Das Bild zeigt die zur Sicherung des Ausbruchs erforderlichen Spritzbetonarbeiten im Tunnel Strengen. Im Zuge der vom Institut für Baubetrieb, Bauwirtschaft und Baumanagement angebotenen Vorlesung aus Baubetrieb im Tunnelbau wurde eine Exkursion mit den Studierenden zur Baustelle des Strengener Tunnels durchgeführt, wobei wertvolle Eindrücke aus der Tunnelbaupraxis gewonnen werden konnten.
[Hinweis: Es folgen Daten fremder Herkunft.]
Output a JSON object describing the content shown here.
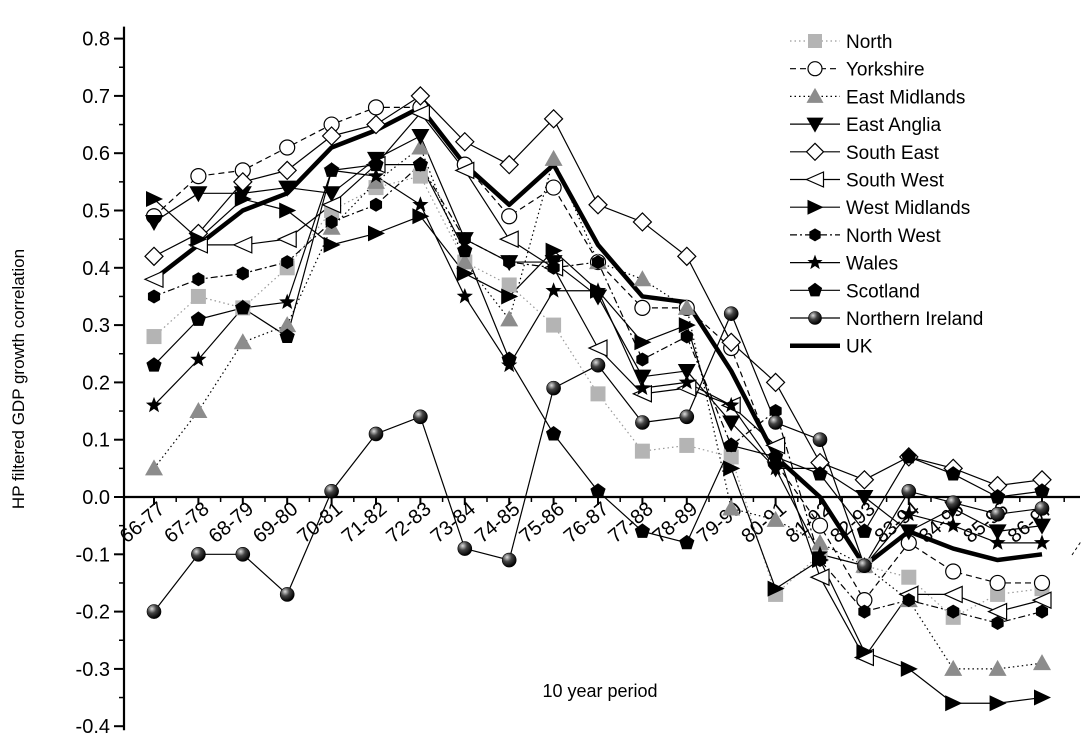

Der Abschnitt Pians – Flirsch ist das letzte Teilstück der S 16 Arlberg Schnellstraße zwischen Zams und Dalaas West (51,8 km), welches noch nicht als Schnellstraße ausgebaut ist. Um diese Lücke zu schließen, wird ein zweiröhriger Tunnel errichtet, wobei die Nordröhre eine Länge von 5.775 m hat und die Südröhre 5.851 m lang ist. Die beiden Röhren haben einen Abstand von rund 50 m. Die Überlagerung des Tunnels hat eine Mächtigkeit von rund 600 m. Der Tunnelvortrieb erfolgt nach der vielfach bewährten „Neuen Österreichischen Tunnelbauweise“ (NÖT). Die Gesamtkosten für das Projekt des Tunnels Strengen liegen bei ca. 247 Mio. Euro. Die Verkehrsfreigabe soll im Juni 2006 erfolgen.Am Institut für Baubetrieb, Bauwirtschaft und Baumanagement wird schon seit einigen Jahren der Baubetrieb im Tunnelbau sowohl in der Lehre als auch in der Forschung als Schwerpunktthema behandelt. Derzeit ist ein Forschungsprojekt im Auftrag des Bundesministeriums für Verkehr, Innovation und Technologie (bmvit) in Arbeit: „Entwurfsrichtlinie: Kontinuierlicher Vortrieb von Verkehrstunneln mit Tunnelvortriebsmaschinen“. Beim Tunnel Strengen ist Prof. Schneider als tunnelbautechnischer Sachverständiger gem. ÖNORM B2203 tätig. Durch die ausführende ARGE und die ÖBA werden die wichtigsten Vortriebsdaten (Deformationsmessungen, Ausbaufestlegungen, etc.) laufend bereitgestellt und am Institut beurteilt. Bei größeren Problemen werden vor Ort gemeinsam mit Auftraggeber und Auftragnehmer wichtige Entscheidungen getroffen.